It's a hard-knock life: 3 rugged notebooks take a beating

We dropped, drowned and shook these fully ruggedized notebooks to see if they could hold up. Not all survived.

Anybody who has spent any amount of time working on the road has probably witnessed their share of notebook disasters: dropped from a hotel desk, shaken beyond repair in the trunk of a rental car or doused by a knocked-over cup of coffee. Too often, the result is a worthless chunk of plastic, glass and metal.

It's a sad and regrettable fact of mobile life, but some systems just aren't strong enough to stand up to the rigors of travel. And should disaster strike, forget about e-mail, accessing the corporate database, conducting Web research or even checking in with eBay and Facebook. In other words, you're on your own in a cold, cruel world without your most valuable work tool.

Enter rugged notebooks -- designed and built to take a beating. "Rugged notebooks are designed to support mission-critical applications and are intended for use in harsh environments," explains David Krebs, mobile and wireless analyst at Venture Development, a US-based market analysis firm. When a notebook fails, he continues, the concern is "not so much about the cost of replacing the device, but rather the cost in terms of not being able to perform one's job in the field."

Failure is not an option

According to Krebs, being dropped is the primary cause of premature failure of a notebook. After that, the rogue's gallery of notebook deaths includes getting it wet, letting it get too cold or -- more likely -- too hot, subjecting it to vibration, and allowing dust and dirt to gunk up a system's sensitive electronics.
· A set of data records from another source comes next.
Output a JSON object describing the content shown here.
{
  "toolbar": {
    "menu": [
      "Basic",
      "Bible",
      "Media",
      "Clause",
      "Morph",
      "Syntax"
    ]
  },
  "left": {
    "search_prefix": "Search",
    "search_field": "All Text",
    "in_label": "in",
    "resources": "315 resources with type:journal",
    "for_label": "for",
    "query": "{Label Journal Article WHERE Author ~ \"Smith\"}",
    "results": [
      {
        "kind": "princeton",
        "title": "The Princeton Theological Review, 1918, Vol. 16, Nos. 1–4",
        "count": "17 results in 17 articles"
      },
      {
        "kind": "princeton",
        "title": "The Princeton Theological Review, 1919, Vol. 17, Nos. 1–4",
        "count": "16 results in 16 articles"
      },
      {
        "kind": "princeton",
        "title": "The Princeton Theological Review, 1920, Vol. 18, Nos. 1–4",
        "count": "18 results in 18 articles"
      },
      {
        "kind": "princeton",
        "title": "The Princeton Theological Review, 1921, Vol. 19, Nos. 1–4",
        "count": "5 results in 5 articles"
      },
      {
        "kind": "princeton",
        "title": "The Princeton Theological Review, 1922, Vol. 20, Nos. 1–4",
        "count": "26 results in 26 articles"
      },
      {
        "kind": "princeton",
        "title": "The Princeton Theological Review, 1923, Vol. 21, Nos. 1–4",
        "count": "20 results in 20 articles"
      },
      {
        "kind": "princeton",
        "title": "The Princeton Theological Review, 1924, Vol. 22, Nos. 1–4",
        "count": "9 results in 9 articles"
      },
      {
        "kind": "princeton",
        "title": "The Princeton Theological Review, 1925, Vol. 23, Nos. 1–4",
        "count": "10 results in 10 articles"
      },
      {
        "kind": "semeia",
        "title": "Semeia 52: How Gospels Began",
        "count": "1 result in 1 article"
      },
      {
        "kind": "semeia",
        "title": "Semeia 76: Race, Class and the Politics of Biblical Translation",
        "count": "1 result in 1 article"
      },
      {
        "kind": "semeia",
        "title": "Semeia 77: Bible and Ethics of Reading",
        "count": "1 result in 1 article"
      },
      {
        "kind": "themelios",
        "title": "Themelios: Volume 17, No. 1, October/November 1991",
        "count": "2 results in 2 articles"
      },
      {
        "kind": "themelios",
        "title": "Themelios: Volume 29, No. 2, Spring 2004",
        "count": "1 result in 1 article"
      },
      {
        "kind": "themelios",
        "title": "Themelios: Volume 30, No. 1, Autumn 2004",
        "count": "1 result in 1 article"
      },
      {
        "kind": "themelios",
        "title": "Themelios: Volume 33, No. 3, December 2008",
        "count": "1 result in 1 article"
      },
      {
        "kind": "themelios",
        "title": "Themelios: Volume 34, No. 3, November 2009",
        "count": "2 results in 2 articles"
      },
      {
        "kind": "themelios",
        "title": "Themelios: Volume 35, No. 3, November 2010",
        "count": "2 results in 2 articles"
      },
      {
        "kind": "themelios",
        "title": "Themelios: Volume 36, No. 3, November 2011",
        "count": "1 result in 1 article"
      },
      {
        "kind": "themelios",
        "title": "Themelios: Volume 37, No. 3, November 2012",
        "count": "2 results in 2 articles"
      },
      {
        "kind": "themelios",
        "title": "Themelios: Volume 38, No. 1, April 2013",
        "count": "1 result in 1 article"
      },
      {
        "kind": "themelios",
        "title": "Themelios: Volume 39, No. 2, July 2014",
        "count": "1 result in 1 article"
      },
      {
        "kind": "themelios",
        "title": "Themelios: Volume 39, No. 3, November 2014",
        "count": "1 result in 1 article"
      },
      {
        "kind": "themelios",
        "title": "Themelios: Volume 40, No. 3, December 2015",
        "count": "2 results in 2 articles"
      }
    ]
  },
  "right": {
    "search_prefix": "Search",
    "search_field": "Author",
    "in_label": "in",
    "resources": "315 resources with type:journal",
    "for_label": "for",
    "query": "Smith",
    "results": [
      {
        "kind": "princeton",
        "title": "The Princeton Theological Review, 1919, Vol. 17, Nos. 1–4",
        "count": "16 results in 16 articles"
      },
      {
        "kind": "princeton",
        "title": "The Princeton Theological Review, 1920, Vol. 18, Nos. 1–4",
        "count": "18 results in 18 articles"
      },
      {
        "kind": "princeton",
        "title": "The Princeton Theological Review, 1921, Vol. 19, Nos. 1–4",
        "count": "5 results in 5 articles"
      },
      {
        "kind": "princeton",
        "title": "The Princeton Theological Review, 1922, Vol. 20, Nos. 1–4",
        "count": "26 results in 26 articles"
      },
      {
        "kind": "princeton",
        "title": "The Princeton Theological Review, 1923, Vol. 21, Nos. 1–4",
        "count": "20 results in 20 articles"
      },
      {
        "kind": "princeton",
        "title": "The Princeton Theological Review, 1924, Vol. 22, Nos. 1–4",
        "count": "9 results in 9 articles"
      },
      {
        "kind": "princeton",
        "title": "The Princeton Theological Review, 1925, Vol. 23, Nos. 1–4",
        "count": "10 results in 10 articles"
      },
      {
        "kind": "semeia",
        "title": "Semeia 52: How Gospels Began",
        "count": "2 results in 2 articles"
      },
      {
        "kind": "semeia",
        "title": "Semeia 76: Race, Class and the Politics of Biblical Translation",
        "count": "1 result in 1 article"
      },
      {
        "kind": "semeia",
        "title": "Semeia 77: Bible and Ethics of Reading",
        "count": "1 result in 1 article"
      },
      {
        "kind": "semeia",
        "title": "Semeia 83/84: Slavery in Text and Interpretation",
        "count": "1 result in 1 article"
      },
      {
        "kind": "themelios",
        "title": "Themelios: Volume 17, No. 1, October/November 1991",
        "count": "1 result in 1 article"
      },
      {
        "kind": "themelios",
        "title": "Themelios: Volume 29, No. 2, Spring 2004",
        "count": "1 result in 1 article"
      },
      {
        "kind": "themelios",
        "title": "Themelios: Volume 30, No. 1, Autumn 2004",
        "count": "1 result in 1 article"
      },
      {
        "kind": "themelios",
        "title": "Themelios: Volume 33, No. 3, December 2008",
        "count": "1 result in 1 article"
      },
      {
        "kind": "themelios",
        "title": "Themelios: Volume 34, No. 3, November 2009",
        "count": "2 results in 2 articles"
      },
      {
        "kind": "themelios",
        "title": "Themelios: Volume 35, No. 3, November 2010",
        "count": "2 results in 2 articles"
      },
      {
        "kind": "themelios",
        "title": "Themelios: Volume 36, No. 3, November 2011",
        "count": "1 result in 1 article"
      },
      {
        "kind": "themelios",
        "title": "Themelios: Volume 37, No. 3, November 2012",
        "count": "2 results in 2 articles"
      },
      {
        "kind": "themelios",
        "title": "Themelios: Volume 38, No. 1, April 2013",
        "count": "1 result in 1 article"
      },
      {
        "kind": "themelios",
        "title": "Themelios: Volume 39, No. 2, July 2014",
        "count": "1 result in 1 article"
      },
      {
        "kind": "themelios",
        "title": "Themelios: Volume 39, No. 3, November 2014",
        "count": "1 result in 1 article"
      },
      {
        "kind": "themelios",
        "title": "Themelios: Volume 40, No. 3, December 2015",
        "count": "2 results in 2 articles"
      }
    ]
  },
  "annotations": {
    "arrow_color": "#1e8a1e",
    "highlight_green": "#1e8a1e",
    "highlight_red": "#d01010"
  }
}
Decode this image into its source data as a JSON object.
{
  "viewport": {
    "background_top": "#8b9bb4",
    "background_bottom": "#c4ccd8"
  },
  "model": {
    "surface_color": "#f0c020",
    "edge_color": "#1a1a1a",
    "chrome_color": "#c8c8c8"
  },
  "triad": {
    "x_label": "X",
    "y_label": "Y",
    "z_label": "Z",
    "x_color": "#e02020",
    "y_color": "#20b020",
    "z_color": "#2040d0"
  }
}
Rugged notebooks have had those scenarios engineered out of them, resulting in units that can stand up to daily abuse and come back for more.

The market is growing quickly. In 2007, with sales of 575,000 systems, rugged notebooks made up only about 1 per cent of the global notebook market. However, Krebs forecasts growth for rugged systems to top 11 per cent annually, with sales reaching 879,000 systems in 2011.

The various rugged notebooks now on the market differ in many ways. However, they all start with a stout but lightweight magnesium-aluminum frame to hold everything securely in place. All fragile components, such as the hard drive, are mounted on rubber shock absorbers to dampen an impact. Some have their hard drives wrapped in a stainless steel shell. All key electrical components are sealed, and ports have covers to keep the elements out.

The design is topped off with a magnesium-aluminum skin that is 20 times stronger than the flimsy plastic that most notebooks use. Because they generally travel without a bag, most rugged systems have handy carrying handles that can be removed for those who like to travel lighter.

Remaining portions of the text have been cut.